In the PUSH study, researchers found that children with CF who have a patchy pattern of the liver on a research ultrasound, called heterogeneous, had a 1 in 3 chance of developing advanced CFLD. They caution that the study required dedicated radiologists, and they are researching whether routine clinical ultrasound can perform the same way.
The ELASTIC study investigated a noninvasive method to identify scarring in the liver. They found that liver stiffness measured by elastography — non-invasive specialized medical imaging — can help identify advanced CFLD.
Another study using MRI and elastography also found that these tests can help identify individuals with CF who have advanced liver disease.

Other CF Foundation-sponsored studies are evaluating the impact (positive or negative) of CFTR modulators on the liver:

In the PROMISE and BEGIN studies, researchers are using routine ultrasound, elastography, and blood tests to study whether Trikafta (elexacaftor/tezacaftor/ivacaftor) can reduce or prevent scarring in the liver. To date, some liver blood tests improve, however, Trikafta does not seem to improve liver scarring.
In the RETRIAL study, researchers are exploring whether individuals with CF who have stopped Trikafta because of liver abnormalities can tolerate the newer modulator Alyftrek (vanzacaftor/tezacaftor/deutivacaftor).

In 2024, the Foundation published updated Liver Disease Clinical Care Guidelines. The new guidelines include recommendations and guidance for screening, monitoring, and treating liver disease in people with CF.

Current Treatments

People with advanced CFLD do not have many treatment options, but a multidisciplinary approach that includes the CF care center team is recommended in clinical care guidelines. The team will determine the causes of specific liver abnormalities and treat them accordingly. This treatment can include nutritional therapy and closer monitoring for complications as well as medications that may help treat those complications.

Colorectal Cancer

Colorectal cancer is a cancer that begins in the colon or rectum. Adults with CF have a 5-10 times greater risk of colorectal cancer than the general population and a 25-30 times greater risk after an organ transplant.

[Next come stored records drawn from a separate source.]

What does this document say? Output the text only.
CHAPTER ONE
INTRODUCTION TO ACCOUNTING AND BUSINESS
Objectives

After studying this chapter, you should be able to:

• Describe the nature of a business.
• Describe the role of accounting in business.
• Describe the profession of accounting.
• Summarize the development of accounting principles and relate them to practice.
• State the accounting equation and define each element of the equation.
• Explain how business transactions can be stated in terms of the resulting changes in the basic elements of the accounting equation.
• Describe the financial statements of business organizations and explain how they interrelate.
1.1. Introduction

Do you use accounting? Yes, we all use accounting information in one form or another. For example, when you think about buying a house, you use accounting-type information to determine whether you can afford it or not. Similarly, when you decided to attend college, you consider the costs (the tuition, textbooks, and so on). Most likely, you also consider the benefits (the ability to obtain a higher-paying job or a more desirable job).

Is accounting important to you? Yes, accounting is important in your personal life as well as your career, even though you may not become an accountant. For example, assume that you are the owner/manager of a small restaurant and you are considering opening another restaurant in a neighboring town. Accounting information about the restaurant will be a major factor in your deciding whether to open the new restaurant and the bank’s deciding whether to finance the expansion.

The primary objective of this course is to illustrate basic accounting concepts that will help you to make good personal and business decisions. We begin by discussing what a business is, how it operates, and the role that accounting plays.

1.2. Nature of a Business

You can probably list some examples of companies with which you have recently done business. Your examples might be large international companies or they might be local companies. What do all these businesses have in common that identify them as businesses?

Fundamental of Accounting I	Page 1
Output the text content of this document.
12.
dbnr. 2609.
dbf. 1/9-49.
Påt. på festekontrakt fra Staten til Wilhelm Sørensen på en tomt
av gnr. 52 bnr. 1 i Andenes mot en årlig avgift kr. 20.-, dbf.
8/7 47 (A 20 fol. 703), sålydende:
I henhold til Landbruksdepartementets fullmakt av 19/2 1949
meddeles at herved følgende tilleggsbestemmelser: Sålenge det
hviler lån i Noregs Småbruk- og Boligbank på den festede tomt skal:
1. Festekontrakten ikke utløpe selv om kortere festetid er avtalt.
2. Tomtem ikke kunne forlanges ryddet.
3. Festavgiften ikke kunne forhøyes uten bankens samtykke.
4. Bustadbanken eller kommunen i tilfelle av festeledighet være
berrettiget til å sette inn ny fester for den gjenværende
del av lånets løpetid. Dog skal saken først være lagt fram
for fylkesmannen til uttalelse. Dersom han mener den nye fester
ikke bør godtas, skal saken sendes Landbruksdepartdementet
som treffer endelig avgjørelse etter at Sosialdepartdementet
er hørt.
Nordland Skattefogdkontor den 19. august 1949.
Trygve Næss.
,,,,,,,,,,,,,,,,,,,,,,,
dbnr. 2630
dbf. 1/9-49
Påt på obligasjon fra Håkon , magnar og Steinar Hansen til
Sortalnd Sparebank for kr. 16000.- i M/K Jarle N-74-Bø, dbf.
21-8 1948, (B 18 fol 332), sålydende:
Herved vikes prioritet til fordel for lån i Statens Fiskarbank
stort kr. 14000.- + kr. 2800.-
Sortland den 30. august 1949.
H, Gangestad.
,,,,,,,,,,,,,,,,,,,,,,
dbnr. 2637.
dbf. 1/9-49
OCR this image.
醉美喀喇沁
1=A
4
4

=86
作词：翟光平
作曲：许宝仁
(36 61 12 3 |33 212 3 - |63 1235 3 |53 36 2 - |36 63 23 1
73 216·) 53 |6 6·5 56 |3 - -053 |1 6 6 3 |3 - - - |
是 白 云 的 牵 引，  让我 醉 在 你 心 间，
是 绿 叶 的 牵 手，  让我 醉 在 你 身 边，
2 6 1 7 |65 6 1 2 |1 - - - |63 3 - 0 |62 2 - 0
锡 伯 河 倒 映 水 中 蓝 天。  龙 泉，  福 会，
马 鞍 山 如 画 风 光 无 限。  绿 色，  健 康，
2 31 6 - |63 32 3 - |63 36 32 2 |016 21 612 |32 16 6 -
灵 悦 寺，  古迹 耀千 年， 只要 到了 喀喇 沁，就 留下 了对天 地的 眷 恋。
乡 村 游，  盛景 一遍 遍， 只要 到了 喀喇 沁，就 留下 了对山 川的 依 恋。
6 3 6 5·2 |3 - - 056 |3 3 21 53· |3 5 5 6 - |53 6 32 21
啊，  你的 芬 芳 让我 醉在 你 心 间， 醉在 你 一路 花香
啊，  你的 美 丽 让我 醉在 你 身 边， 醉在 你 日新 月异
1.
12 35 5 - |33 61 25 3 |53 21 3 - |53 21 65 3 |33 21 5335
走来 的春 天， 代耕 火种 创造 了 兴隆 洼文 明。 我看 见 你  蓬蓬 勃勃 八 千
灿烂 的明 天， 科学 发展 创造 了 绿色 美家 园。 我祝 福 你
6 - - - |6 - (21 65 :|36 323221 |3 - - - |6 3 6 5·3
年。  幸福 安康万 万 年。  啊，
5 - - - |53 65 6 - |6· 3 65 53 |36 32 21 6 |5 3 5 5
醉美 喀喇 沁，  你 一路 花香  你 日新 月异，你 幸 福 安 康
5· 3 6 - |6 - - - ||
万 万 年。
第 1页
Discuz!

Although we do not know for certain why people with CF have a greater risk of developing colorectal cancer, it is thought to be associated with the CFTR gene mutation. In general, transplant recipients have an increased risk for all types of cancer because the medications they must take to prevent rejection weaken the immune system.

Research Underway

Research is being conducted to understand the mechanism — or the underlying process — that causes this higher risk. In the meantime, the Foundation convened a multidisciplinary team of experts to develop colorectal cancer screening recommendations.

To encourage more people with CF to get screened, the NICE-CF study is looking at the use of stool-based testing, a non-invasive option, to understand who would benefit from further testing by undergoing a colonoscopy.